On "Fourth of July," he uses a boozy backwoods Independence Day party both to critique and to embrace flag-waving patriotism. On "Five Dollars and Joint," which could be a lost Waylon Speed cut, he playfully writes about being broke and high. The record's title track is an oddly touching love song about buying drugs for your sweetheart.
Ravin approaches the flawed subjects of his American gothic tales with empathy.
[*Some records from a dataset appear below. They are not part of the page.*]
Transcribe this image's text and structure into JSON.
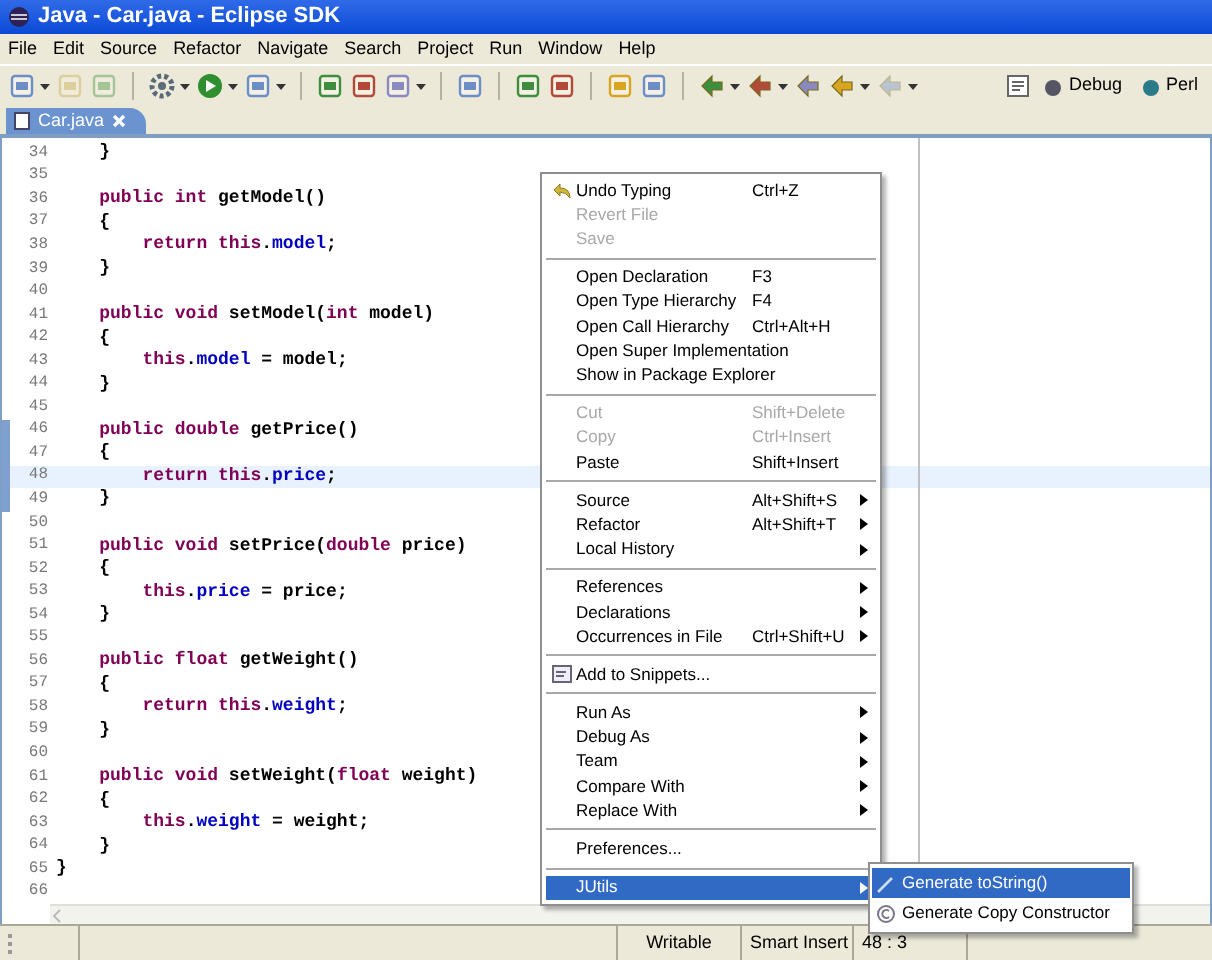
{
  "window": {
    "title": "Java - Car.java - Eclipse SDK"
  },
  "menu_bar": [
    "File",
    "Edit",
    "Source",
    "Refactor",
    "Navigate",
    "Search",
    "Project",
    "Run",
    "Window",
    "Help"
  ],
  "perspectives": [
    {
      "label": "Debug"
    },
    {
      "label": "Perl"
    }
  ],
  "tabs": [
    {
      "label": "Car.java",
      "selected": true
    }
  ],
  "editor": {
    "lines": [
      {
        "number": "34",
        "current": false,
        "range": false,
        "tokens": [
          {
            "kind": "plain",
            "text": "    }"
          }
        ]
      },
      {
        "number": "35",
        "current": false,
        "range": false
      },
      {
        "number": "36",
        "current": false,
        "range": false,
        "tokens": [
          {
            "kind": "keyword",
            "text": "    public int"
          },
          {
            "kind": "plain",
            "text": " getModel()"
          }
        ]
      },
      {
        "number": "37",
        "current": false,
        "range": false,
        "tokens": [
          {
            "kind": "plain",
            "text": "    {"
          }
        ]
      },
      {
        "number": "38",
        "current": false,
        "range": false,
        "tokens": [
          {
            "kind": "keyword",
            "text": "        return this"
          },
          {
            "kind": "plain",
            "text": "."
          },
          {
            "kind": "field",
            "text": "model"
          },
          {
            "kind": "plain",
            "text": ";"
          }
        ]
      },
      {
        "number": "39",
        "current": false,
        "range": false,
        "tokens": [
          {
            "kind": "plain",
            "text": "    }"
          }
        ]
      },
      {
        "number": "40",
        "current": false,
        "range": false
      },
      {
        "number": "41",
        "current": false,
        "range": false,
        "tokens": [
          {
            "kind": "keyword",
            "text": "    public void"
          },
          {
            "kind": "plain",
            "text": " setModel("
          },
          {
            "kind": "keyword",
            "text": "int"
          },
          {
            "kind": "plain",
            "text": " model)"
          }
        ]
      },
      {
        "number": "42",
        "current": false,
        "range": false,
        "tokens": [
          {
            "kind": "plain",
            "text": "    {"
          }
        ]
      },
      {
        "number": "43",
        "current": false,
        "range": false,
        "tokens": [
          {
            "kind": "keyword",
            "text": "        this"
          },
          {
            "kind": "plain",
            "text": "."
          },
          {
            "kind": "field",
            "text": "model"
          },
          {
            "kind": "plain",
            "text": " = model;"
          }
        ]
      },
      {
        "number": "44",
        "current": false,
        "range": false,
        "tokens": [
          {
            "kind": "plain",
            "text": "    }"
          }
        ]
      },
      {
        "number": "45",
        "current": false,
        "range": false
      },
      {
        "number": "46",
        "current": false,
        "range": true,
        "tokens": [
          {
            "kind": "keyword",
            "text": "    public double"
          },
          {
            "kind": "plain",
            "text": " getPrice()"
          }
        ]
      },
      {
        "number": "47",
        "current": false,
        "range": true,
        "tokens": [
          {
            "kind": "plain",
            "text": "    {"
          }
        ]
      },
      {
        "number": "48",
        "current": true,
        "range": true,
        "tokens": [
          {
            "kind": "keyword",
            "text": "        return this"
          },
          {
            "kind": "plain",
            "text": "."
          },
          {
            "kind": "field",
            "text": "price"
          },
          {
            "kind": "plain",
            "text": ";"
          }
        ]
      },
      {
        "number": "49",
        "current": false,
        "range": true,
        "tokens": [
          {
            "kind": "plain",
            "text": "    }"
          }
        ]
      },
      {
        "number": "50",
        "current": false,
        "range": false
      },
      {
        "number": "51",
        "current": false,
        "range": false,
        "tokens": [
          {
            "kind": "keyword",
            "text": "    public void"
          },
          {
            "kind": "plain",
            "text": " setPrice("
          },
          {
            "kind": "keyword",
            "text": "double"
          },
          {
            "kind": "plain",
            "text": " price)"
          }
        ]
      },
      {
        "number": "52",
        "current": false,
        "range": false,
        "tokens": [
          {
            "kind": "plain",
            "text": "    {"
          }
        ]
      },
      {
        "number": "53",
        "current": false,
        "range": false,
        "tokens": [
          {
            "kind": "keyword",
            "text": "        this"
          },
          {
            "kind": "plain",
            "text": "."
          },
          {
            "kind": "field",
            "text": "price"
          },
          {
            "kind": "plain",
            "text": " = price;"
          }
        ]
      },
      {
        "number": "54",
        "current": false,
        "range": false,
        "tokens": [
          {
            "kind": "plain",
            "text": "    }"
          }
        ]
      },
      {
        "number": "55",
        "current": false,
        "range": false
      },
      {
        "number": "56",
        "current": false,
        "range": false,
        "tokens": [
          {
            "kind": "keyword",
            "text": "    public float"
          },
          {
            "kind": "plain",
            "text": " getWeight()"
          }
        ]
      },
      {
        "number": "57",
        "current": false,
        "range": false,
        "tokens": [
          {
            "kind": "plain",
            "text": "    {"
          }
        ]
      },
      {
        "number": "58",
        "current": false,
        "range": false,
        "tokens": [
          {
            "kind": "keyword",
            "text": "        return this"
          },
          {
            "kind": "plain",
            "text": "."
          },
          {
            "kind": "field",
            "text": "weight"
          },
          {
            "kind": "plain",
            "text": ";"
          }
        ]
      },
      {
        "number": "59",
        "current": false,
        "range": false,
        "tokens": [
          {
            "kind": "plain",
            "text": "    }"
          }
        ]
      },
      {
        "number": "60",
        "current": false,
        "range": false
      },
      {
        "number": "61",
        "current": false,
        "range": false,
        "tokens": [
          {
            "kind": "keyword",
            "text": "    public void"
          },
          {
            "kind": "plain",
            "text": " setWeight("
          },
          {
            "kind": "keyword",
            "text": "float"
          },
          {
            "kind": "plain",
            "text": " weight)"
          }
        ]
      },
      {
        "number": "62",
        "current": false,
        "range": false,
        "tokens": [
          {
            "kind": "plain",
            "text": "    {"
          }
        ]
      },
      {
        "number": "63",
        "current": false,
        "range": false,
        "tokens": [
          {
            "kind": "keyword",
            "text": "        this"
          },
          {
            "kind": "plain",
            "text": "."
          },
          {
            "kind": "field",
            "text": "weight"
          },
          {
            "kind": "plain",
            "text": " = weight;"
          }
        ]
      },
      {
        "number": "64",
        "current": false,
        "range": false,
        "tokens": [
          {
            "kind": "plain",
            "text": "    }"
          }
        ]
      },
      {
        "number": "65",
        "current": false,
        "range": false,
        "tokens": [
          {
            "kind": "plain",
            "text": "}"
          }
        ]
      },
      {
        "number": "66",
        "current": false,
        "range": false
      }
    ]
  },
  "context_menu": {
    "groups": [
      [
        {
          "label": "Undo Typing",
          "shortcut": "Ctrl+Z",
          "kind": "icon",
          "disabled": false,
          "submenu": false,
          "selected": false
        },
        {
          "label": "Revert File",
          "kind": "plain",
          "disabled": true,
          "submenu": false,
          "selected": false
        },
        {
          "label": "Save",
          "kind": "plain",
          "disabled": true,
          "submenu": false,
          "selected": false
        }
      ],
      [
        {
          "label": "Open Declaration",
          "shortcut": "F3",
          "kind": "plain",
          "disabled": false,
          "submenu": false,
          "selected": false
        },
        {
          "label": "Open Type Hierarchy",
          "shortcut": "F4",
          "kind": "plain",
          "disabled": false,
          "submenu": false,
          "selected": false
        },
        {
          "label": "Open Call Hierarchy",
          "shortcut": "Ctrl+Alt+H",
          "kind": "plain",
          "disabled": false,
          "submenu": false,
          "selected": false
        },
        {
          "label": "Open Super Implementation",
          "kind": "plain",
          "disabled": false,
          "submenu": false,
          "selected": false
        },
        {
          "label": "Show in Package Explorer",
          "kind": "plain",
          "disabled": false,
          "submenu": false,
          "selected": false
        }
      ],
      [
        {
          "label": "Cut",
          "shortcut": "Shift+Delete",
          "kind": "plain",
          "disabled": true,
          "submenu": false,
          "selected": false
        },
        {
          "label": "Copy",
          "shortcut": "Ctrl+Insert",
          "kind": "plain",
          "disabled": true,
          "submenu": false,
          "selected": false
        },
        {
          "label": "Paste",
          "shortcut": "Shift+Insert",
          "kind": "plain",
          "disabled": false,
          "submenu": false,
          "selected": false
        }
      ],
      [
        {
          "label": "Source",
          "shortcut": "Alt+Shift+S",
          "kind": "plain",
          "disabled": false,
          "submenu": true,
          "selected": false
        },
        {
          "label": "Refactor",
          "shortcut": "Alt+Shift+T",
          "kind": "plain",
          "disabled": false,
          "submenu": true,
          "selected": false
        },
        {
          "label": "Local History",
          "kind": "plain",
          "disabled": false,
          "submenu": true,
          "selected": false
        }
      ],
      [
        {
          "label": "References",
          "kind": "plain",
          "disabled": false,
          "submenu": true,
          "selected": false
        },
        {
          "label": "Declarations",
          "kind": "plain",
          "disabled": false,
          "submenu": true,
          "selected": false
        },
        {
          "label": "Occurrences in File",
          "shortcut": "Ctrl+Shift+U",
          "kind": "plain",
          "disabled": false,
          "submenu": true,
          "selected": false
        }
      ],
      [
        {
          "label": "Add to Snippets...",
          "kind": "icon",
          "disabled": false,
          "submenu": false,
          "selected": false
        }
      ],
      [
        {
          "label": "Run As",
          "kind": "plain",
          "disabled": false,
          "submenu": true,
          "selected": false
        },
        {
          "label": "Debug As",
          "kind": "plain",
          "disabled": false,
          "submenu": true,
          "selected": false
        },
        {
          "label": "Team",
          "kind": "plain",
          "disabled": false,
          "submenu": true,
          "selected": false
        },
        {
          "label": "Compare With",
          "kind": "plain",
          "disabled": false,
          "submenu": true,
          "selected": false
        },
        {
          "label": "Replace With",
          "kind": "plain",
          "disabled": false,
          "submenu": true,
          "selected": false
        }
      ],
      [
        {
          "label": "Preferences...",
          "kind": "plain",
          "disabled": false,
          "submenu": false,
          "selected": false
        }
      ],
      [
        {
          "label": "JUtils",
          "kind": "plain",
          "disabled": false,
          "submenu": true,
          "selected": true
        }
      ]
    ]
  },
  "submenu": [
    {
      "label": "Generate toString()",
      "selected": true
    },
    {
      "label": "Generate Copy Constructor",
      "selected": false
    }
  ],
  "status_bar": [
    "Writable",
    "Smart Insert",
    "48 : 3"
  ]
}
Even with the slight twang he affects when singing, that compassion lends his music authenticity — a quality sometimes in short supply in the crowded Americana field.
Ravin's music is genuine because he is. While he may have had designs on stardom in his earlier years, he's now embraced music not as a vehicle for fame but as a way of life. You can hear that in his songs.
When we part ways, Ravin gives me a bear hug and saunters off to his pickup truck, where Ron waits patiently in the passenger seat. In the back is the baby's car seat, along with an amp and a guitar case. It was probably a scene just like this, heading home some night after a gig, that inspired one of the most affecting lines in "Engine." Its sentiment should be the centerpiece of Ravin's next great album: "I'm going to pack it up and get my ass home / because I'm never going to leave you alone."
(Disclosure: Kelly Ravin is married to Seven Days calendar writer Kristen Ravin.)
Correction, September 21, 2016: The song Kelly Ravin wrote for his daughter Virginia is called "Engine." A previous version of this story contained an error.